Germ-Free With Automatic Dispenser Systems

Germs lurk everywhere. Number buttons in the elevator, door knobs, money, keyboards and mobile phones are just a few of the surfaces people touch every day. But, how many people wash their hands each time they touch these surfaces?

Hand washing and its benefits cannot be emphasised enough. It is of such vital importance that leading accreditation bodies like the Joint Commission International specifiy stringent standards and prescribe tools to promote hand hygiene in all healthcare organisations. Hotels, malls, airports, train stations and other places with high traffic are also increasingly concerned about germs being transmitted between people and infections arising due to slack in hand hygiene just as those who handle food and its preparation have to be careful to see that good hand hygiene is maintained at all times.

One effective way to ensure hand hygiene is to avail and use good liquid soaps dispensed automatically as opposed to manually pressed liquid soaps in washrooms at high traffic areas. When no one touches the pump, bacterial transmission is eliminated. This is where the advancement of the automatic soap dispenser has become a revolution in ensuring clean germ-free hands.

Automatic dispensing
An article in the American Journal of Public Health declared in 2000 that ‘the advances of hygiene, such as that of the automatic soap dispenser, can be considered as one of the more silent victories of public health and continues to be an important disease prevention strategy.’ In an automatic soap dispenser, the user’s hands are placed under the nozzle and before the sensor.
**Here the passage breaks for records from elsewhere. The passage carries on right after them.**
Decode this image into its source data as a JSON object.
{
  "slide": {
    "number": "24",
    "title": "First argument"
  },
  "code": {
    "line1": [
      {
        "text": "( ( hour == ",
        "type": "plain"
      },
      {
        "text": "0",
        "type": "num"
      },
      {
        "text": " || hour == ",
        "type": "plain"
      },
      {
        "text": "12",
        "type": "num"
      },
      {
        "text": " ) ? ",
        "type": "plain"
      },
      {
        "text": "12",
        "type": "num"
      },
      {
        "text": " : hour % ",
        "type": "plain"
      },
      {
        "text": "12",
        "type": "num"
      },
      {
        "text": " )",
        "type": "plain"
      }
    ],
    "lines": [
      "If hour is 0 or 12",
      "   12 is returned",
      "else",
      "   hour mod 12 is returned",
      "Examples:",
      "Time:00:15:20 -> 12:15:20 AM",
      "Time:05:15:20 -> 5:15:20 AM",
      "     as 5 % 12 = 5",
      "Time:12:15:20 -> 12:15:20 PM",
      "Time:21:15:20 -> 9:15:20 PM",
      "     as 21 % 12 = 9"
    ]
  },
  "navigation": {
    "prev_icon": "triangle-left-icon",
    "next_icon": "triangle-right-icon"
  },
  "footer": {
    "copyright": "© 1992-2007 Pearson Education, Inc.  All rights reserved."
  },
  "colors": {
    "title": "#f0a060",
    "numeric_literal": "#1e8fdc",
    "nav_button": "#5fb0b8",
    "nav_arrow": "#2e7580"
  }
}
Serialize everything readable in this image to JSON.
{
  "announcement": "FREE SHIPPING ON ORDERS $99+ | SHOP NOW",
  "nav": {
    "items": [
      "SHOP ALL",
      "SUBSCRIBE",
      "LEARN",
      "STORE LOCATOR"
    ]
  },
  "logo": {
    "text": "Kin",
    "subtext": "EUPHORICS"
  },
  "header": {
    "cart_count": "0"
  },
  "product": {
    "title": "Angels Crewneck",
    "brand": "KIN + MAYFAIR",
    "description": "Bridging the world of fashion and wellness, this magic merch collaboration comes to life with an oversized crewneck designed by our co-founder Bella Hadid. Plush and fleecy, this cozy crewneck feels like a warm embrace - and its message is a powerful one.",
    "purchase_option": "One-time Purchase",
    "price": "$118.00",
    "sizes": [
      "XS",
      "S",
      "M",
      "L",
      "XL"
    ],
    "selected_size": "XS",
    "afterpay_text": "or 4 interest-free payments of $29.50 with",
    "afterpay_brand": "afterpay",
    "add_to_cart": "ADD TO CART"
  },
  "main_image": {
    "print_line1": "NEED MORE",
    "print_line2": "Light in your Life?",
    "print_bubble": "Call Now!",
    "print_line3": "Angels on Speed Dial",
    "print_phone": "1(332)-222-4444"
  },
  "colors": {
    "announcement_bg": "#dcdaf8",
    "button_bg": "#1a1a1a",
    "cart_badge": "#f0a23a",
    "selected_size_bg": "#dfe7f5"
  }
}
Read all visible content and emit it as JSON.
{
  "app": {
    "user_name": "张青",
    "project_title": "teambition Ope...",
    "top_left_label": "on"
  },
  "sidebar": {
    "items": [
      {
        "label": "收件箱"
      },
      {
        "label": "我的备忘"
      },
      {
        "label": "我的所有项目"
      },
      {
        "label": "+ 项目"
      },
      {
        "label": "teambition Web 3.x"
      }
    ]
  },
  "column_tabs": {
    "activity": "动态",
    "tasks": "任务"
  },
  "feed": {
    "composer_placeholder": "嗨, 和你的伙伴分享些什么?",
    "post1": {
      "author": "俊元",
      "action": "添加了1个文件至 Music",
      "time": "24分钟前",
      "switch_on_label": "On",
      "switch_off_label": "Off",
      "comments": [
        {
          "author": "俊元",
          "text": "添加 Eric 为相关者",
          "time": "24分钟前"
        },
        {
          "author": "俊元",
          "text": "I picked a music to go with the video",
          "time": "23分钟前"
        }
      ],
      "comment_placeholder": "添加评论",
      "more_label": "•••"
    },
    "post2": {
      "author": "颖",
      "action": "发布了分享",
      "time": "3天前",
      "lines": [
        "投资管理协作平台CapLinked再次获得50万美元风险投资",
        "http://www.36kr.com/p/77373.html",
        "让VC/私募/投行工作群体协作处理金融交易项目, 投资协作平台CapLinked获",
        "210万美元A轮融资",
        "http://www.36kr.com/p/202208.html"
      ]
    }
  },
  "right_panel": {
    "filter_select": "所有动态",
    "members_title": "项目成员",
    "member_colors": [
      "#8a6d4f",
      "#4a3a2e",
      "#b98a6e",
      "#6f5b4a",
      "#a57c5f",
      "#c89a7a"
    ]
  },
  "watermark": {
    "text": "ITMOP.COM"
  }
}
The activated sensor then activates a pump that dispenses a premeasured amount of soap from the nozzle.

Some dispensers use photo sensor technology composed of two parts – a source of focused light (usually a laser beam) and a light sensor. When the user’s hands are placed in line of the beam of light, the pump mechanism is activated by the disruption that is sensed by the light sensor. The energy for activation of the pump is usually from batteries installed in the system.

Electronic soap dispensers use infrared light sensors. The sensor employs an emitter and a collector. The emitter emits pulses of infrared light while the collector, which is positioned to face in the same direction as the emitter, ‘sits’ dormant waiting to sense the emitted pulses. When hands are present in the path of the emitted light, a portion of the emitted infrared light is bounced back in the direction of the collector which then becomes excited by the light and generates voltage to switch the pump on.